Onze ideeën over onderwijs zijn te beperkt en te laag gegrepen. Er is behoefte aan een bredere reikwijdte, een hoger doel. Ware onderwijs betekent meer dan het volgen van een bepaalde studie. Het betekent meer dan een voorbereiding op het leven dat nu is. Het heeft te maken met het hele wezen, en met de hele periode van het bestaan dat voor de mens mogelijk is. Het is de harmonieuze ontwikkeling van de fysieke, de mentale en de spirituele krachten. Het bereidt de student voor op de vreugde van het dienen in deze wereld en op de hogere vreugde van een bredere dienstbaarheid in de wereld die komt.
De bron van zo'n onderwijs komt naar voren in deze woorden van de Heilige Schrift, die wijzen naar de Oneindige:
In Hem "zijn alle schatten der wijsheid verborgen." Kolossenzen 2:3. "Hij heeft raad en inzicht." Job 12:13.
Elke flits van het intellect, is van het Licht van de wereld.

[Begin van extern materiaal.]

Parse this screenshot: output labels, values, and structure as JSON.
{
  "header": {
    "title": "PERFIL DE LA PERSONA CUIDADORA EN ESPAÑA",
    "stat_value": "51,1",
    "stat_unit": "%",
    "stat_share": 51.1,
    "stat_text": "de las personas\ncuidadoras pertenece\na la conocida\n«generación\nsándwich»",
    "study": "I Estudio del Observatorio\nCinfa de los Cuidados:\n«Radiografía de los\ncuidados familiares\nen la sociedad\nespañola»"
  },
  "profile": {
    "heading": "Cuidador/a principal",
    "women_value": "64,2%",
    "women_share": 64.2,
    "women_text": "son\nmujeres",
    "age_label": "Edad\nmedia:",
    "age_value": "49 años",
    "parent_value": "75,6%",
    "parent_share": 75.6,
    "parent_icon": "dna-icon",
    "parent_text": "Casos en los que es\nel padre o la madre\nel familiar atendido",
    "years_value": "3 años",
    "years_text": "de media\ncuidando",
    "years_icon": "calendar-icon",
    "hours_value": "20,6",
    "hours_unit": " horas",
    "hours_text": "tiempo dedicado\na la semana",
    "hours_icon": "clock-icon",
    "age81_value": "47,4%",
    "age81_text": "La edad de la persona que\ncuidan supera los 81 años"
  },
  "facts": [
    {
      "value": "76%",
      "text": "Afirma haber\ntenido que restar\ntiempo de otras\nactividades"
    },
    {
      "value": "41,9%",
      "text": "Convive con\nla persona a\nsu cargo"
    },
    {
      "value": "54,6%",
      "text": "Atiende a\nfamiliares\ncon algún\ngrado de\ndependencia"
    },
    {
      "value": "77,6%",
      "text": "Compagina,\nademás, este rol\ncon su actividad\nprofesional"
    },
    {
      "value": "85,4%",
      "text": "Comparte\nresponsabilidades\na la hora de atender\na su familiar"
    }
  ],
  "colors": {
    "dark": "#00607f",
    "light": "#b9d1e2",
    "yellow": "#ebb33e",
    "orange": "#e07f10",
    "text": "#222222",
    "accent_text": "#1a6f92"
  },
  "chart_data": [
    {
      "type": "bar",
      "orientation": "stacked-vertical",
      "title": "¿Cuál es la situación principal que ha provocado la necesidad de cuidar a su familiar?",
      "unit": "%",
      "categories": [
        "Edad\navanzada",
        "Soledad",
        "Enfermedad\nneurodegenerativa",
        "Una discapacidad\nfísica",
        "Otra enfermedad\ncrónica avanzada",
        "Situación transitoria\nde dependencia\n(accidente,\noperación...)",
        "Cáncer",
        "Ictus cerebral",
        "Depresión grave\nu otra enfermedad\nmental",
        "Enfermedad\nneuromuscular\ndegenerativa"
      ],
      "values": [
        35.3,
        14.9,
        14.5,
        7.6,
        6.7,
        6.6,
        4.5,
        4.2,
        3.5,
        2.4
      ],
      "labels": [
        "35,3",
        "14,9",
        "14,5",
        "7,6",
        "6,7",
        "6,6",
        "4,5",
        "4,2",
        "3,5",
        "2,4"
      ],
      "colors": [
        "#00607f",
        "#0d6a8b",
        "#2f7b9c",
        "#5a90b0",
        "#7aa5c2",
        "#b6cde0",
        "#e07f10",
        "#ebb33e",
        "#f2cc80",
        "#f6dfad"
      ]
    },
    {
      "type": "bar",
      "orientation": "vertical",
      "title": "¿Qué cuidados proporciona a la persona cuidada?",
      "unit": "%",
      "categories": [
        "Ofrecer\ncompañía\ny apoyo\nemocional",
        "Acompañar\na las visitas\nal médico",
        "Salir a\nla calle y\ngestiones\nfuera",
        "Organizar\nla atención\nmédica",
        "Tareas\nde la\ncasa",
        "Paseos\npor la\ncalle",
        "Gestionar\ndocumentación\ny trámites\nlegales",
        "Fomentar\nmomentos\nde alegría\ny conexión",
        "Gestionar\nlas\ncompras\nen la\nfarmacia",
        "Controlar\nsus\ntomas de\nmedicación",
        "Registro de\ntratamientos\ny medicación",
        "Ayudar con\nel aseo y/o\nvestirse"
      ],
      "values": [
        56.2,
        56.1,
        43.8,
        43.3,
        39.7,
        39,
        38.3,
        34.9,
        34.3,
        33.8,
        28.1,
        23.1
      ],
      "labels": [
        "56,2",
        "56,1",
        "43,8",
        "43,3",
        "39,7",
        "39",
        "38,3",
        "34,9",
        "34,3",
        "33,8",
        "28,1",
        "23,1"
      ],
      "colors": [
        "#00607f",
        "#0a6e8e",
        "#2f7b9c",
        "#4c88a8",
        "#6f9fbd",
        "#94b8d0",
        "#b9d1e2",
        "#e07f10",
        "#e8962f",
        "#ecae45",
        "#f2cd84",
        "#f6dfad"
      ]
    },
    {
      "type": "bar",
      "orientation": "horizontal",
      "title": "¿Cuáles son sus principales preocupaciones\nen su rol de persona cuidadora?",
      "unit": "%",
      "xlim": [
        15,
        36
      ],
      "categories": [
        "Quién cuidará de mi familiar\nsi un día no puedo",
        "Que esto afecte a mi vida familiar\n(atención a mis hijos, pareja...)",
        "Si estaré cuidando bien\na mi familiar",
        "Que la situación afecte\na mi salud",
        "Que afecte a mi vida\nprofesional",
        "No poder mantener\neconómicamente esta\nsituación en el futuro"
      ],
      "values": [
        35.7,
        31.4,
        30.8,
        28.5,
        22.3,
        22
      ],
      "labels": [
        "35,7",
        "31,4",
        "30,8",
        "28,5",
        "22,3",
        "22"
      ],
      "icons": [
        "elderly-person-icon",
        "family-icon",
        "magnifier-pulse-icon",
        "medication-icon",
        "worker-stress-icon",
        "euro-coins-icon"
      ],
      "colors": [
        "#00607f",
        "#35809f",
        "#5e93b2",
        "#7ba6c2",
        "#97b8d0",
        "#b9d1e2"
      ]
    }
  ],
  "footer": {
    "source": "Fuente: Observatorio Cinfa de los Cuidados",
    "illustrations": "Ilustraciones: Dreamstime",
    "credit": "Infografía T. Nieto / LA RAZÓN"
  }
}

De wereld heeft haar grote leraren gehad, mannen met een enorm intellect en uitgebreid onderzoek, mannen van wie de uitspraken de gedachten hebben geprikkeld en uitgestrekte kennisvelden voor het oog hebben geopend; en deze mannen zijn geëerd als gidsen en weldoeners van hun ras; maar er is Eén die hoger staat dan zij. Wij kunnen de lijn van de leraren van de wereld zo ver terug volgen als menselijke verslagen reiken; maar het Licht was vóór hen. Zoals de maan en de sterren van ons zonnestelsel schijnen door het weerkaatste licht van de zon, zo weerkaatsen, voor zover hun leer waar is, de grote denkers van de wereld de stralen van de Zon der Gerechtigheid. Elk schijnsel van de gedachte, elke flits van het intellect, is van het Licht van de wereld.

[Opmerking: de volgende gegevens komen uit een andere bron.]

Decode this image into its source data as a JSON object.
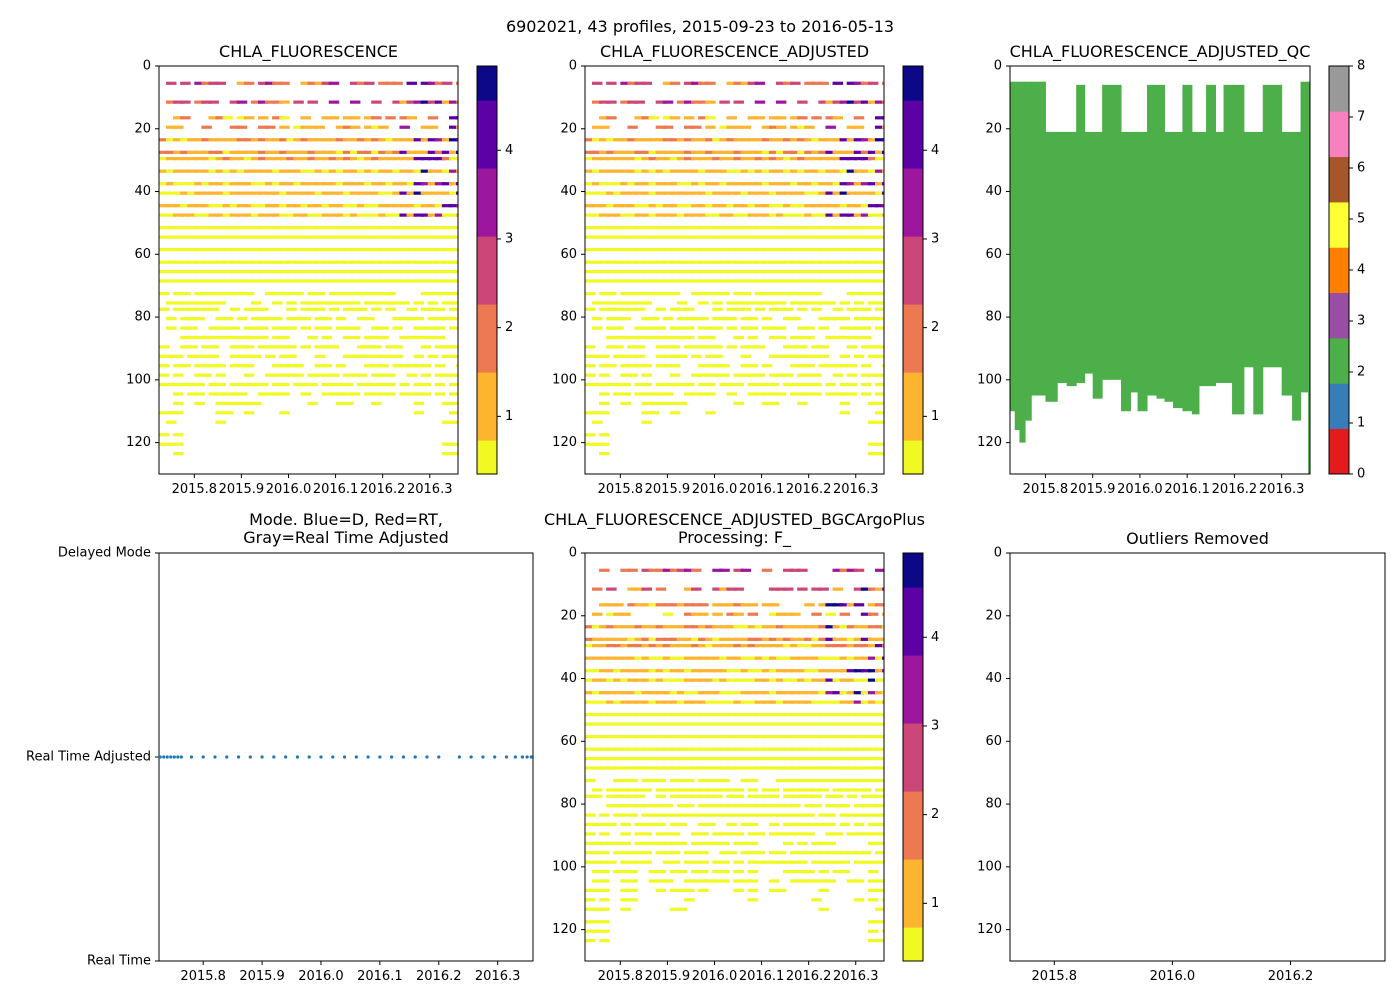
{
  "suptitle": "6902021, 43 profiles, 2015-09-23 to 2016-05-13",
  "colors": {
    "mode_marker": "#1f77b4",
    "qc_fill": "#4daf4a",
    "plasma": [
      "#f0f921",
      "#fdb42f",
      "#ed7953",
      "#cc4778",
      "#9c179e",
      "#5c01a6",
      "#0d0887"
    ],
    "qc_palette": [
      "#e41a1c",
      "#377eb8",
      "#4daf4a",
      "#984ea3",
      "#ff7f00",
      "#ffff33",
      "#a65628",
      "#f781bf",
      "#999999"
    ]
  },
  "chart_data": [
    {
      "id": "chla",
      "type": "heatmap",
      "title": "CHLA_FLUORESCENCE",
      "x_range": [
        2015.725,
        2016.36
      ],
      "x_ticks": [
        "2015.8",
        "2015.9",
        "2016.0",
        "2016.1",
        "2016.2",
        "2016.3"
      ],
      "ylim": [
        130,
        0
      ],
      "y_ticks": [
        "0",
        "20",
        "40",
        "60",
        "80",
        "100",
        "120"
      ],
      "colorbar": {
        "range": [
          0.35,
          4.95
        ],
        "ticks": [
          "1",
          "2",
          "3",
          "4"
        ],
        "colormap": "plasma_r"
      },
      "depth_max": 130,
      "profile_count": 43
    },
    {
      "id": "chla_adj",
      "type": "heatmap",
      "title": "CHLA_FLUORESCENCE_ADJUSTED",
      "x_range": [
        2015.725,
        2016.36
      ],
      "x_ticks": [
        "2015.8",
        "2015.9",
        "2016.0",
        "2016.1",
        "2016.2",
        "2016.3"
      ],
      "ylim": [
        130,
        0
      ],
      "y_ticks": [
        "0",
        "20",
        "40",
        "60",
        "80",
        "100",
        "120"
      ],
      "colorbar": {
        "range": [
          0.35,
          4.95
        ],
        "ticks": [
          "1",
          "2",
          "3",
          "4"
        ],
        "colormap": "plasma_r"
      },
      "depth_max": 130,
      "profile_count": 43
    },
    {
      "id": "qc",
      "type": "bar",
      "title": "CHLA_FLUORESCENCE_ADJUSTED_QC",
      "x_range": [
        2015.725,
        2016.36
      ],
      "x_ticks": [
        "2015.8",
        "2015.9",
        "2016.0",
        "2016.1",
        "2016.2",
        "2016.3"
      ],
      "ylim": [
        130,
        0
      ],
      "y_ticks": [
        "0",
        "20",
        "40",
        "60",
        "80",
        "100",
        "120"
      ],
      "qc_colorbar": {
        "ticks": [
          "0",
          "1",
          "2",
          "3",
          "4",
          "5",
          "6",
          "7",
          "8"
        ]
      },
      "qc_value": 2,
      "profiles": [
        {
          "x": 2015.727,
          "top": 5,
          "bottom": 110
        },
        {
          "x": 2015.735,
          "top": 5,
          "bottom": 116
        },
        {
          "x": 2015.745,
          "top": 5,
          "bottom": 120
        },
        {
          "x": 2015.757,
          "top": 5,
          "bottom": 113
        },
        {
          "x": 2015.77,
          "top": 5,
          "bottom": 105
        },
        {
          "x": 2015.8,
          "top": 21,
          "bottom": 107
        },
        {
          "x": 2015.825,
          "top": 21,
          "bottom": 101
        },
        {
          "x": 2015.845,
          "top": 21,
          "bottom": 102
        },
        {
          "x": 2015.865,
          "top": 6,
          "bottom": 101
        },
        {
          "x": 2015.883,
          "top": 21,
          "bottom": 98
        },
        {
          "x": 2015.9,
          "top": 21,
          "bottom": 106
        },
        {
          "x": 2015.92,
          "top": 6,
          "bottom": 100
        },
        {
          "x": 2015.94,
          "top": 6,
          "bottom": 100
        },
        {
          "x": 2015.96,
          "top": 21,
          "bottom": 110
        },
        {
          "x": 2015.98,
          "top": 21,
          "bottom": 104
        },
        {
          "x": 2015.995,
          "top": 21,
          "bottom": 110
        },
        {
          "x": 2016.015,
          "top": 6,
          "bottom": 105
        },
        {
          "x": 2016.035,
          "top": 6,
          "bottom": 106
        },
        {
          "x": 2016.052,
          "top": 21,
          "bottom": 107
        },
        {
          "x": 2016.07,
          "top": 21,
          "bottom": 109
        },
        {
          "x": 2016.09,
          "top": 6,
          "bottom": 110
        },
        {
          "x": 2016.11,
          "top": 21,
          "bottom": 111
        },
        {
          "x": 2016.125,
          "top": 21,
          "bottom": 102
        },
        {
          "x": 2016.14,
          "top": 6,
          "bottom": 102
        },
        {
          "x": 2016.16,
          "top": 21,
          "bottom": 101
        },
        {
          "x": 2016.177,
          "top": 6,
          "bottom": 101
        },
        {
          "x": 2016.195,
          "top": 6,
          "bottom": 111
        },
        {
          "x": 2016.22,
          "top": 21,
          "bottom": 96
        },
        {
          "x": 2016.24,
          "top": 21,
          "bottom": 111
        },
        {
          "x": 2016.26,
          "top": 6,
          "bottom": 96
        },
        {
          "x": 2016.278,
          "top": 6,
          "bottom": 96
        },
        {
          "x": 2016.3,
          "top": 21,
          "bottom": 105
        },
        {
          "x": 2016.322,
          "top": 21,
          "bottom": 113
        },
        {
          "x": 2016.34,
          "top": 5,
          "bottom": 104
        },
        {
          "x": 2016.356,
          "top": 5,
          "bottom": 130
        }
      ]
    },
    {
      "id": "mode",
      "type": "scatter",
      "title_lines": [
        "Mode. Blue=D, Red=RT,",
        "Gray=Real Time Adjusted"
      ],
      "x_range": [
        2015.725,
        2016.36
      ],
      "x_ticks": [
        "2015.8",
        "2015.9",
        "2016.0",
        "2016.1",
        "2016.2",
        "2016.3"
      ],
      "y_categories": [
        "Delayed Mode",
        "Real Time Adjusted",
        "Real Time"
      ],
      "points": {
        "y_category": "Real Time Adjusted",
        "x": [
          2015.727,
          2015.733,
          2015.739,
          2015.745,
          2015.751,
          2015.757,
          2015.763,
          2015.78,
          2015.8,
          2015.82,
          2015.84,
          2015.86,
          2015.88,
          2015.9,
          2015.92,
          2015.94,
          2015.96,
          2015.98,
          2016.0,
          2016.02,
          2016.04,
          2016.06,
          2016.08,
          2016.1,
          2016.12,
          2016.14,
          2016.16,
          2016.18,
          2016.2,
          2016.235,
          2016.255,
          2016.275,
          2016.295,
          2016.315,
          2016.33,
          2016.342,
          2016.35,
          2016.357
        ]
      }
    },
    {
      "id": "bgc",
      "type": "heatmap",
      "title_lines": [
        "CHLA_FLUORESCENCE_ADJUSTED_BGCArgoPlus",
        "Processing: F_"
      ],
      "x_range": [
        2015.725,
        2016.36
      ],
      "x_ticks": [
        "2015.8",
        "2015.9",
        "2016.0",
        "2016.1",
        "2016.2",
        "2016.3"
      ],
      "ylim": [
        130,
        0
      ],
      "y_ticks": [
        "0",
        "20",
        "40",
        "60",
        "80",
        "100",
        "120"
      ],
      "colorbar": {
        "range": [
          0.35,
          4.95
        ],
        "ticks": [
          "1",
          "2",
          "3",
          "4"
        ],
        "colormap": "plasma_r"
      },
      "depth_max": 130,
      "profile_count": 43
    },
    {
      "id": "outliers",
      "type": "scatter",
      "title": "Outliers Removed",
      "x_range": [
        2015.725,
        2016.36
      ],
      "x_ticks": [
        "2015.8",
        "2016.0",
        "2016.2"
      ],
      "ylim": [
        130,
        0
      ],
      "y_ticks": [
        "0",
        "20",
        "40",
        "60",
        "80",
        "100",
        "120"
      ],
      "points": []
    }
  ]
}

In deze dagen wordt veel gesproken over de aard en het belang van "hoger onderwijs". Het ware "hoger onderwijs" is die welke gegeven wordt door Hem bij wie "wijsheid en kracht is" (Job 12:13), uit wiens mond "kennis en verstand voortkomen". Spreuken 2:6.
De ware kennis
In de kennis van God hebben alle ware kennis en werkelijke ontwikkeling hun bron. Waar wij ons ook wenden, op lichamelijk, verstandelijk of geestelijk gebied; in alles wat wij aanschouwen, los van de vloek van de zonde, wordt deze kennis geopenbaard. Welke lijn van onderzoek we ook volgen, met een oprecht doel om tot waarheid te komen, we worden in contact gebracht met de ongeziene, machtige Intelligentie die in en door alles werkzaam is. De geest van de mens wordt in gemeenschap gebracht met de geest van God, het eindige met het Oneindige. Het effect van zo'n gemeenschap op lichaam, geest en ziel is onvoorstelbaar.

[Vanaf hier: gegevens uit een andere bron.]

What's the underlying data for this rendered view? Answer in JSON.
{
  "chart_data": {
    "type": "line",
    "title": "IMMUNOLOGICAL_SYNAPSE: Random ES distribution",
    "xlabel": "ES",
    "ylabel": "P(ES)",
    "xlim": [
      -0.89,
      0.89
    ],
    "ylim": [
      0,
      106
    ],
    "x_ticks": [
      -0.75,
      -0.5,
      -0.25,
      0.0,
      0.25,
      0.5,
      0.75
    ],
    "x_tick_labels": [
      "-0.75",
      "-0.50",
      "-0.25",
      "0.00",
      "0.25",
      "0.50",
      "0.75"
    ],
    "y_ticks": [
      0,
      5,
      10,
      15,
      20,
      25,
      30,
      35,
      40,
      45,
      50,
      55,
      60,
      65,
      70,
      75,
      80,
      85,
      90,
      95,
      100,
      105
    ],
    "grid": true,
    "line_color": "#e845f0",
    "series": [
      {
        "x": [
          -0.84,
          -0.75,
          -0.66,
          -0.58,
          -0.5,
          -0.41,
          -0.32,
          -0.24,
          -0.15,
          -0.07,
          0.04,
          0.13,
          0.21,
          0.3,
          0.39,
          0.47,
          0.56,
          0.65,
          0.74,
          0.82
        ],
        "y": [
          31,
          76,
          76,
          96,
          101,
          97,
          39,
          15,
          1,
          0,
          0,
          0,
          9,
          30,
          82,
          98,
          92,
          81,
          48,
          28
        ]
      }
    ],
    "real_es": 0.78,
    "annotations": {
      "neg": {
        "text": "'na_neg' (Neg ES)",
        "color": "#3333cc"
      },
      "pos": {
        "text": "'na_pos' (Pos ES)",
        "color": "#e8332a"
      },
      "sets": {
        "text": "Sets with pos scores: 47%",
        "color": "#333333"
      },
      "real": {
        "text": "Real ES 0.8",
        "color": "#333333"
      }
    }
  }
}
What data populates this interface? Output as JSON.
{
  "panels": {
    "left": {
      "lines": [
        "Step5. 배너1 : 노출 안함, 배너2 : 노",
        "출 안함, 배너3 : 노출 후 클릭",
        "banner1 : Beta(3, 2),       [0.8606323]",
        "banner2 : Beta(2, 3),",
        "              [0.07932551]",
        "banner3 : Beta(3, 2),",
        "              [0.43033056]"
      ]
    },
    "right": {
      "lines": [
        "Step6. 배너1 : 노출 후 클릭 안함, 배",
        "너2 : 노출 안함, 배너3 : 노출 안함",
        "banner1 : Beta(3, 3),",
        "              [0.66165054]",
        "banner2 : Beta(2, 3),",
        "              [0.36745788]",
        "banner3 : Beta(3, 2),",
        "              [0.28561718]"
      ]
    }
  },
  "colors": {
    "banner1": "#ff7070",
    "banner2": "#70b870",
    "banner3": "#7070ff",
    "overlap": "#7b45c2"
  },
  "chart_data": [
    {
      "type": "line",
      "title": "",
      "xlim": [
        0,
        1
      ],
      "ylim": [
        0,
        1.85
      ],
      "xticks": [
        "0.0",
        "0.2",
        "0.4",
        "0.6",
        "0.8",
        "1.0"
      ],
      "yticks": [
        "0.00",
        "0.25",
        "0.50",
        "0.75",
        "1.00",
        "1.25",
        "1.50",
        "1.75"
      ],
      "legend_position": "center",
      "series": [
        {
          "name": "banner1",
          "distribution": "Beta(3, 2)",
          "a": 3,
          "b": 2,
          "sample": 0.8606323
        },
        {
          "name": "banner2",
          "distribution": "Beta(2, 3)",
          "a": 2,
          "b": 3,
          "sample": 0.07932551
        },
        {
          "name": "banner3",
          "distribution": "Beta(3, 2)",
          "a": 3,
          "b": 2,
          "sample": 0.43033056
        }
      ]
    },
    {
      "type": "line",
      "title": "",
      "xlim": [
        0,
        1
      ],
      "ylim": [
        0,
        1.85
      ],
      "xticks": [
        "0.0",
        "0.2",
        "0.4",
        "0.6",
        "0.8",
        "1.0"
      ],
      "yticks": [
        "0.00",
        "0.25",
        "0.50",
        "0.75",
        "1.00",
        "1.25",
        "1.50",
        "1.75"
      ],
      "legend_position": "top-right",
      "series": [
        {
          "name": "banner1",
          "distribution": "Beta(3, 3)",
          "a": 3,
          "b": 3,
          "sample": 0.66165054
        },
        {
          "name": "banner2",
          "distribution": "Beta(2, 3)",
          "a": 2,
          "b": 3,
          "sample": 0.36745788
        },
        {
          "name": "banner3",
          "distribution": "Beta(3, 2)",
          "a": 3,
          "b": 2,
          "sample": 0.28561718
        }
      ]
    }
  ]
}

In deze gemeenschap wordt het hoogste onderwijs gevonden. Het is Gods eigen methode van ontwikkeling. "Maak nu kennis met Hem" (Job 22:21), is Zijn boodschap aan de mensheid. De methode die in deze woorden wordt geschetst, was de methode die werd gevolgd bij de van de vader van ons ras. Toen Adam in de glorie van de zondeloze mensheid in het heilige Eden stond, was het aldus dat God hem onderwees.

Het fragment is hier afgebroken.